- Market sentiment has been bearish for the past four months as BTC has been consistently rejected by local highs
- Selling pressure has not abated and could force another major move south
Bitcoins [BTC] The 2024 halving took place on April 19. Since then, however, the promised bull run has not yet materialized. At the time of writing, the Crypto Fear and Greed Index had a value of 46 – A sign of neutral sentiment.
On the weekly chart, Bitcoin continues to exhibit a bearish structure, with BTC posting lower highs and lower lows since late May. Insights into stablecoin flows reinforced the bearish view on the crypto market in the coming weeks.
Suspicions of a deeper price correction
In one CryptoQuant Insights post, popular analyst theKriptolik noted that there has been a big drop in Tether inflows [USDT] of exchanges. AMBCrypto took a closer look at the charts and found that inflows from stablecoin exchanges were at a six-month low.
When Bitcoin and the broader crypto market experiences a large price drop, stablecoin inflows tend to increase by a large amount. This indicates that buyers are using the dip to expand their crypto holdings.
The most recent sharp price drop occurred on August 5, when Bitcoin fell from $58.3k to $49k – a drop of 15.9%. On that day, stablecoin inflows reached $2.9 billion.
Therefore, the fact that we saw a stealthy influx from Tether exchanges when BTC fell below $60,000 can be interpreted as alarming news. It implied that smart money was waiting for a much deeper price drop before entering the market.

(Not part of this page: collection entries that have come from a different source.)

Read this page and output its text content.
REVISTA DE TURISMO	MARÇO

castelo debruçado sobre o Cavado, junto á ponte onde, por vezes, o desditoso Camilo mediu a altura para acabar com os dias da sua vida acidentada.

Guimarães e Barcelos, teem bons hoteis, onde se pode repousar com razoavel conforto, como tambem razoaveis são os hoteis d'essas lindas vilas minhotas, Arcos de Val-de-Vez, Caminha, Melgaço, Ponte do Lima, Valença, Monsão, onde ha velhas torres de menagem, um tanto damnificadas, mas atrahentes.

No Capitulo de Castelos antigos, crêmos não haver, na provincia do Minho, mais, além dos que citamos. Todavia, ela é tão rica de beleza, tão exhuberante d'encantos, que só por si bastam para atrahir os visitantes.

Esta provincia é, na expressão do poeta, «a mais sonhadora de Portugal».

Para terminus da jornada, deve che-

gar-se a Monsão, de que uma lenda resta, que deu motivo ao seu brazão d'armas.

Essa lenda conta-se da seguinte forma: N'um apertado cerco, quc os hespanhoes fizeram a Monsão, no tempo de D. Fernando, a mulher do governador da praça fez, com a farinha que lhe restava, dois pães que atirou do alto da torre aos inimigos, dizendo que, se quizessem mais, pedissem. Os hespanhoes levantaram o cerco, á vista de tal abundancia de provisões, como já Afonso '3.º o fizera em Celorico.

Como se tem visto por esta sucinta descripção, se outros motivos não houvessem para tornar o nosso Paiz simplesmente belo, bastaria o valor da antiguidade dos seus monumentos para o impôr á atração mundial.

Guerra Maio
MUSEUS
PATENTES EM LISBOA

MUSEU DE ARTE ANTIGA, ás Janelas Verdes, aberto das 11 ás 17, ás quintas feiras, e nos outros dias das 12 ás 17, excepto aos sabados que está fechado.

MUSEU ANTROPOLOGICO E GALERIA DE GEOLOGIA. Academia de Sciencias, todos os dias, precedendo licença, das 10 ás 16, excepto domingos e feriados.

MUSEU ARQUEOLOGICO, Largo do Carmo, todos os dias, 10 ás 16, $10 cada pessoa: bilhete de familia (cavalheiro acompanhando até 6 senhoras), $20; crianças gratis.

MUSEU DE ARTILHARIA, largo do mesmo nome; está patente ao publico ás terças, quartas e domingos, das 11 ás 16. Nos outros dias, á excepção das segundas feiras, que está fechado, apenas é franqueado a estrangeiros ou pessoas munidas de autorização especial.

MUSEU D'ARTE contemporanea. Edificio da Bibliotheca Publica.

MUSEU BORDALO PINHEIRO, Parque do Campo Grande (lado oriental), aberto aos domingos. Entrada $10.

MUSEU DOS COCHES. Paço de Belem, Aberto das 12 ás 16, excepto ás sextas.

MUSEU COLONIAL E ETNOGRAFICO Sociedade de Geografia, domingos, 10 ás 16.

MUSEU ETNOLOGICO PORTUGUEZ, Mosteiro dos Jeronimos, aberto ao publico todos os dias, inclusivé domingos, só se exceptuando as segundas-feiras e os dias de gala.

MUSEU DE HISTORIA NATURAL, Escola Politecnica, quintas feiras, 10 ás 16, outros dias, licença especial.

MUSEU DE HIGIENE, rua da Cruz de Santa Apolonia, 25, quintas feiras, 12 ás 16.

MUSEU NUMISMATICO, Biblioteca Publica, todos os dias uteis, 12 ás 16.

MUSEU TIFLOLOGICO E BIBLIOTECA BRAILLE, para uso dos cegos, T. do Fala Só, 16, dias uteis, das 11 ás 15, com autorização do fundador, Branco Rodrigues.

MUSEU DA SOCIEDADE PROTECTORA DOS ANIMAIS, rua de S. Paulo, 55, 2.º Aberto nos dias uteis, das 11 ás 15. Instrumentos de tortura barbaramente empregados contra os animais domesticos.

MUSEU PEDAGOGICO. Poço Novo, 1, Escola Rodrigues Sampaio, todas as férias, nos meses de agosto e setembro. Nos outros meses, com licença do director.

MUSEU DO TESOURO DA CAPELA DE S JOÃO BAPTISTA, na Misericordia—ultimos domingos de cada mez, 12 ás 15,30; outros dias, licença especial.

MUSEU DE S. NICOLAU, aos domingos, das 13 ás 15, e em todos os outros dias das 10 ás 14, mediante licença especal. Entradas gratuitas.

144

How low can the next move go?
AMBCrypto’s analysis of the liquidation heatmap revealed that the next major magnetic zones for Bitcoin would be $48.8k and $46.6k. There also seemed to be a pocket of liquidity of $53.6k. These levels would be the targets for BTC in the event of a price drop below $56,000.
Read Bitcoin’s [BTC] Price forecast 2024-25
A recent report warned that a dip below $56,000 could trigger a much deeper correction. The bull-bear market cycle showed bearish dominance, and the Tether exchange flow findings reinforced this bearish view.